Seafood Stuffed Eggplant Casserole-thick pieces of shrimp, crabmeat, salty diced ham, and a mix of flavorful vegetables underneath a cheesy crusted topping.
Prep Time45 mins
Cook Time30 mins
Total Time1 hr 15 mins
Course: Main Dish
Servings: 10 servings
Author: Joanie Zisk

Ingredients

  • 2 cups small to medium eggplants (about 2 peeled and cubed)
  • 1/2 teaspoon kosher salt
  • 2 tablespoons olive oil , divided
  • 6 ounces ham , cubed (2 cups)
  • 1 small onion , chopped
  • 1 rib celery , chopped
  • 3 cloves garlic , minced
  • 2 tablespoons chicken base
  • 1/2 teaspoon dried thyme
  • 1/2 teaspoon dried oregano
  • 3/4 cup green onions , chopped (about 4)
  • 1 1/2 pounds medium shrimp , uncooked, peeled and deveined
  • 1 cup bread crumbs
  • 2 eggs , lightly beaten
  • 1/8 teaspoon cayenne pepper
  • 1/8 teaspooon black pepper
  • 16 ounces crab meat , flaked
  • 1 cup Romano cheese , grated

Instructions

  • Boil the eggplant in enough salted water to cover in a saucepan until tender, about 8-10 minutes. Drain and set aside.
  • Heat 1 tablespoon of the olive oil in a large saucepan over medium heat.
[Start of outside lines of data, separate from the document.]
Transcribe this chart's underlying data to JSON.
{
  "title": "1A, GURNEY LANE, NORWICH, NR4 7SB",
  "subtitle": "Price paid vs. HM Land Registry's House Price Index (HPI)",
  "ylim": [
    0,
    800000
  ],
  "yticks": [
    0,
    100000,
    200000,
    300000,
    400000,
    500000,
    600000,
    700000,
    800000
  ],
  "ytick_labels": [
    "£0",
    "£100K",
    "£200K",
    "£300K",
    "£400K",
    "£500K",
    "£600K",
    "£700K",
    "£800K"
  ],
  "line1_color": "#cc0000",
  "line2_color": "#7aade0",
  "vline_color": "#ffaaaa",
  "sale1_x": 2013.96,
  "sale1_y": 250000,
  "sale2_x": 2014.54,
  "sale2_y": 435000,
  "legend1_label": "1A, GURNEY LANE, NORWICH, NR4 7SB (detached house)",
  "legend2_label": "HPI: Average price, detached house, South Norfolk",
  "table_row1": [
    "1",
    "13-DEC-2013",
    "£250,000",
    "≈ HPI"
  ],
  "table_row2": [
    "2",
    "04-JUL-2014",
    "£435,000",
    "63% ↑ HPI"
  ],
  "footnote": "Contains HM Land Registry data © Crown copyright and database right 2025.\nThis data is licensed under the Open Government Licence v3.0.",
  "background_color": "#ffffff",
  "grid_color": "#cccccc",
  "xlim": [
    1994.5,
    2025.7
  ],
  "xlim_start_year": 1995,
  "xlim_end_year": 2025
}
Add the ham and saute until browned.
  • Add the additional tablespoon of oil to the pan along with the onion, celery and garlic and saute until the onion is caramelized.
  • Add the chicken base, thyme, oregano, green onions and shrimp. Saute for 10 minutes.
  • Add the eggplant and cook for 1 minute to get any water out.
  • Stir in the bread crumbs, eggs, cayenne pepper and black pepper. Cook for 5 minutes, stirring constantly.
  • Remove from the heat and fold in the crab meat. Spoon into a large, buttered baking dish and sprinkle with the Romano cheese. Bake at 350 degrees for 30 minutes or until golden brown.